2. Make playlists for your characters

This is a rather subjective piece of advice, but it really works for me. I have Youtube playlists for just about everything, including my characters; some of the songs are chosen for the lyrics, as I’ve found that they sum up a characters’s personality or relationship perfectly; some are chosen purely on the music, as the sound works well for their emotions and mental state. I’ve made some for individual characters, some for romantic relationships between characters, some for platonic relationships between characters… I find it really helpful in terms of getting into a character’s mindset. This won’t work for everyone, but if you’re like me and music can massively influence your mood then it’s ideal. The only danger is that it can become very distracting – if you find yourself spending hours searching for more songs to add and no time actually writing, then it might not be working!

An individual character… and not the nicest!

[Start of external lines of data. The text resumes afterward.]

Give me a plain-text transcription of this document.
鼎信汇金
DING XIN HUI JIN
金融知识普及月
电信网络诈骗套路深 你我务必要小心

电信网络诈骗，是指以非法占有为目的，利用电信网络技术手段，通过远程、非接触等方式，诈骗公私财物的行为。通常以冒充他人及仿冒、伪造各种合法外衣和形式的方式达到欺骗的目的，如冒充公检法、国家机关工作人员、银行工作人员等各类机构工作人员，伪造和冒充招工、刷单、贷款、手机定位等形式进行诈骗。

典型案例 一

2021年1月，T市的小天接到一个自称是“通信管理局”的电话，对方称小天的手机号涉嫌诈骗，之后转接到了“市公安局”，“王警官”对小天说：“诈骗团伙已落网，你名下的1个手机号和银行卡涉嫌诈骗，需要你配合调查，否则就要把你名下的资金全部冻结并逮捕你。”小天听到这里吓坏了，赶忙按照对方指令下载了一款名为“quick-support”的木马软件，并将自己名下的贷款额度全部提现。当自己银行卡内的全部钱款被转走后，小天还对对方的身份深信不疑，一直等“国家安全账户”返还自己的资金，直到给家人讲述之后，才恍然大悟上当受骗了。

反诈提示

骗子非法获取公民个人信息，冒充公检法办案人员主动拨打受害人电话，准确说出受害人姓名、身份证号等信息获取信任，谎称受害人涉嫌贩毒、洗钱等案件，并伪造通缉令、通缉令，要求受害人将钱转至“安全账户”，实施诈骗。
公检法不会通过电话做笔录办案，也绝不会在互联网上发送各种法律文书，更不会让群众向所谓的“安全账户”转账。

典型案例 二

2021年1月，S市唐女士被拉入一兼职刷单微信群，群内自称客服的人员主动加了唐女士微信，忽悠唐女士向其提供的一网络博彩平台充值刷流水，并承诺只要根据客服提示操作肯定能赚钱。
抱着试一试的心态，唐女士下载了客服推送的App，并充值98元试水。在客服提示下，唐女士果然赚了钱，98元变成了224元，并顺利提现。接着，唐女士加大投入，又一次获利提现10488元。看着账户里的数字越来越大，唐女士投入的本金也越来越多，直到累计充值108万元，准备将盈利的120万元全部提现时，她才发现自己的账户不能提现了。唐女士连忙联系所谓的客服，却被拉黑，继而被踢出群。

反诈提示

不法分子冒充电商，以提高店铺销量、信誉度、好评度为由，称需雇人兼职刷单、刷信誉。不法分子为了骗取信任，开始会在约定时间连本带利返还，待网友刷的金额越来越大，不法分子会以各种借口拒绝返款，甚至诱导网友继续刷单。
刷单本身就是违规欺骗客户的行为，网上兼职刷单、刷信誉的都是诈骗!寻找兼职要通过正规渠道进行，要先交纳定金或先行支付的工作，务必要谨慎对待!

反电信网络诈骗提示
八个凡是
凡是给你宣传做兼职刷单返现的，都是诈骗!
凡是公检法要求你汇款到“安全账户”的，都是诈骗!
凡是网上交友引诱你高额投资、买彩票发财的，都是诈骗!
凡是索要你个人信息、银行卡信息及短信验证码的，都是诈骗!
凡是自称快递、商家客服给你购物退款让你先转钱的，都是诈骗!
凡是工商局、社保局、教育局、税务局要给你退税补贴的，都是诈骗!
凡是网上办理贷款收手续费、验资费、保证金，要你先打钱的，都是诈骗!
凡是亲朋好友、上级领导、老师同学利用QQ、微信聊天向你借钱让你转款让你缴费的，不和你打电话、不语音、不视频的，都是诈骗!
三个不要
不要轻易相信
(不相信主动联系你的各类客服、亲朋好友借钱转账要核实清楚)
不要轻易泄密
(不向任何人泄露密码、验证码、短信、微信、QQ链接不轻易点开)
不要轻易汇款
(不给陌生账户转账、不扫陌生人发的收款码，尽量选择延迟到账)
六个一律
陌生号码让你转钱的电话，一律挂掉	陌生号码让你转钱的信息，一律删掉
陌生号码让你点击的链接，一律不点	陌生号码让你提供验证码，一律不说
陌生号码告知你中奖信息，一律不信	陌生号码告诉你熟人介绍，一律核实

 3. Do Myers-Briggs (or other personality tests) for your characters

This is one of the first things I do when planning a story. The humanmetrics Myers-Briggs test is my go-to for this, but essentially any personality test will do; simply answer the questions how you imagine your character would and see what they come out as. I find this useful in ensuring that my characters have distinctive personalities, as it gives me a clearer image of how they would react to certain situations, how they would interact with each other and their motivating factors.

4. Moodboards

This is great for both settings and characters; I have a powerpoint for my moodboards, with each slide being dedicated to a character or place.All I do is search for images that form an impression of the place or character, using sites like Google images, Deviantart and Tumblr. For example, one of the settings in the piece I’m currently working on is a divey bar, so I have pictures of old jukeboxes, bars smashed up after brawls and scuffed furniture. Sometimes if you really can’t think of what to do, just describing some of the images you have can give you the push you need to write

 5. Even if you don’t have motivation, write anyway

Definitely easier said than done, but sometimes it really is the only way. I have written pages that I think are complete crap at the time and have taken me hours, but when I’ve looked back
on them in a more positive mood have actually been pretty good! You’re not always going to be motivated, but if you wait for inspiration for strike then you could be waiting for a while. However, if you just write something anyway – even if it’s rubbish and you end up changing it all – it can spur you on to do better later. My recommendation is to never delete what you’ve written immediately after writing it; leave it for a day, then come back to it and read it over. If you still don’t think it works, then you can change it. But for me, at least 70% of the time parts that I’ve thought were terrible were, on reflection, not as bad as I thought!

So, I hope this has been vaguely helpful to any aspiring writers out there! I feel like this post might be a bit messy and rough around the edges, but I’m hoping to be back in the swing of posting regularly again.